Stefan_King comments on Raising the forecasting waterline (part 1) - LessWrong
You are viewing a comment permalink. View the original post to see all comments and the full post content.
You are viewing a comment permalink. View the original post to see all comments and the full post content.
Comments (108)
del
On 16 questions currently scored, I've done better than the team average at 15. Two of the questions where I outperformed the team by a large margin where the Syrian refugee question, basically a matter of extrapolating a trend and predicting status quo with respect to the conflict, and the Kismayo question, basically a matter of knowing my loss function. I had zero home ground advantage on either question.
Some of my wins resulted purely from general knowledge rather than from having any idea of the specifics of the situation: for instance, in mid-August I answered 40% to "Will Kuwait commence parliamentary elections before 1 October 2012?", reflecting only status quo bias in that a date for the election had not yet been announced. However, early in September I downgraded this to 10%, because I know that as a rule of thumb it takes at least one month to convene an election. The week before, I went to 5% (and even that was quite a generous margin), while several of my teammates made predictions, after I published mine, of 15%, 19%, 33% and even 51% (!).
This felt like entering a poker tournament where people routinely raise pre-flop with a "beer hand" (seven and two - when you play this, either you've had too many beers, or it's time you have one). Elections aren't a mysterious thing, we participate in one every so often. You need to print ballots, set up voting booths, audit voter registration records, give people time to campaign on national media, all very mundane stuff. Even dictatorships make at least a half-hearted attempt at this, and it's not like anyone in Kuwait had any particular interest in meeting an October deadline, this was strictly an internal-to-GJP deadline.
So while this question had to do, ostensibly, with something happening in Kuwait, all you needed to make a call at least as good as mine was background knowledge about extremely mundane, practical stuff that, if I had any hint that you wouldn't factor that in when making a close-to-home prediction, I wouldn't trust you with organizing so much as the PTA president election. Maybe a birthday party.
I wouldn't go so far as to claim that "skill at forecasting macro trends transfer to microeconomic moves".
But I'd take a stand on "demonstrated incompetence at the most elementary moves of forecasting, in a macro domain, is a strong indicator of likely incompetence at forecasting in any micro domain, other than the few narrow ones you might happen to be good at".
Yeah.

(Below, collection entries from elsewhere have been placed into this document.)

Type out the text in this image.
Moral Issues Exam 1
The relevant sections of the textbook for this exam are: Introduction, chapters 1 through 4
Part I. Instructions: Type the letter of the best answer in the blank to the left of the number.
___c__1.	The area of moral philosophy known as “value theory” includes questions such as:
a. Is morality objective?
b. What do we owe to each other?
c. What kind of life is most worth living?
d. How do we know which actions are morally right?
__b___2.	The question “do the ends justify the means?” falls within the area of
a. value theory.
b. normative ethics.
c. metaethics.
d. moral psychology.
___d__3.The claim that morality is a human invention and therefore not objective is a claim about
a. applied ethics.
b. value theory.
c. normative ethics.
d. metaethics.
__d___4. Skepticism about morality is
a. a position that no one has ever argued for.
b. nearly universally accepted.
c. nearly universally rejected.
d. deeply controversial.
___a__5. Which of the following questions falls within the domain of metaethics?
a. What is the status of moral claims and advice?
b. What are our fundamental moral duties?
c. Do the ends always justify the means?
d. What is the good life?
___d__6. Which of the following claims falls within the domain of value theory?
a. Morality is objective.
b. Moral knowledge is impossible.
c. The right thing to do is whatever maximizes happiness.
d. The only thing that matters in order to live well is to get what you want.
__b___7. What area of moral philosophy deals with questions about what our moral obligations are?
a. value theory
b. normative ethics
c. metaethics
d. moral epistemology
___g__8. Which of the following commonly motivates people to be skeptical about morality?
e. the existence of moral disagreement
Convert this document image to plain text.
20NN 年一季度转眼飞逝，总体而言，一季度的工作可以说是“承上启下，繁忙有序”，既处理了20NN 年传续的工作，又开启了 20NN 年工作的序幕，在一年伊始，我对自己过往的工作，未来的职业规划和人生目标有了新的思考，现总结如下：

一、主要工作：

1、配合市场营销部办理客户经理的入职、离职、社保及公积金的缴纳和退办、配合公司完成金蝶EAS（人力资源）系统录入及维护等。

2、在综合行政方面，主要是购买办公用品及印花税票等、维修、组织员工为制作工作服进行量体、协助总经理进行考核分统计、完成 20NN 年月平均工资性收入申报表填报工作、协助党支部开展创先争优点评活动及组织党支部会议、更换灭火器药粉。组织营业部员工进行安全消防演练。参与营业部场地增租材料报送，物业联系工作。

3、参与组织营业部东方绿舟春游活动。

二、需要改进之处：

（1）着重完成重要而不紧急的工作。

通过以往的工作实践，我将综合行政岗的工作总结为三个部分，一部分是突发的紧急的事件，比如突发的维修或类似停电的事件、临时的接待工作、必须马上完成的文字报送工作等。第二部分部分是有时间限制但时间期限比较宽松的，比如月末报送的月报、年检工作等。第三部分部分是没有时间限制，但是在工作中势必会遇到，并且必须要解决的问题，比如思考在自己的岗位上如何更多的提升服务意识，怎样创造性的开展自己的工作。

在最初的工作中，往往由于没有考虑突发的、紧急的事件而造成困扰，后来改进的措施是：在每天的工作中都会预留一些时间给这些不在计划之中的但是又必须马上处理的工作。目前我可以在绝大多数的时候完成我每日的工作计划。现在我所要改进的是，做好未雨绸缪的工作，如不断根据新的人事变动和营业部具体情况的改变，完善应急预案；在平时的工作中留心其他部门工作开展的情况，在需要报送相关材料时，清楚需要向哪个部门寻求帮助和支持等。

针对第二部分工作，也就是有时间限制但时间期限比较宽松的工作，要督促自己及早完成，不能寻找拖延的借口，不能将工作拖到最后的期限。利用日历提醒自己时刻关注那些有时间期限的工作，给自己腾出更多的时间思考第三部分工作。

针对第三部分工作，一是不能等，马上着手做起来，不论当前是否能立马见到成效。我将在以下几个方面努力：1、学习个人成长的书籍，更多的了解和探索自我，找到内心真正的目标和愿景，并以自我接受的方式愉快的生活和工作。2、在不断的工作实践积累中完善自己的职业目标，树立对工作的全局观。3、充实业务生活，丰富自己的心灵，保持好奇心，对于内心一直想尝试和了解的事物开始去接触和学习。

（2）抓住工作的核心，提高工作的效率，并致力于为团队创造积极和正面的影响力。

Answering “1%” that “there will be a major earthquake in California during $time_period” a month before the end of $time_period kind-of felt like cheating to me.
How does GJP score predictions that change over time?
They compute your Brier score for each day that the question is open, according to what your forecast is on that day, and average over all days.
Suppose you start at 80%, six days pass, you switch to 40% three days before the deadline, and the event doesn't happen, your score is (6*(0.8)^2+3*(0.4)^2)/9 = .48, which is a so-so score - but an improvement over the .64 that you'd get if you didn't change your mind.
In a nutshell, no.
Consider some practicalities. An advantage of forecasting world events is that it permits participation by a much broader population. I could run a forecasting contest on when the city of Paris will complete a construction project on the banks of the Seine, which is "my backyard" compared to Syria. Nobody would bother.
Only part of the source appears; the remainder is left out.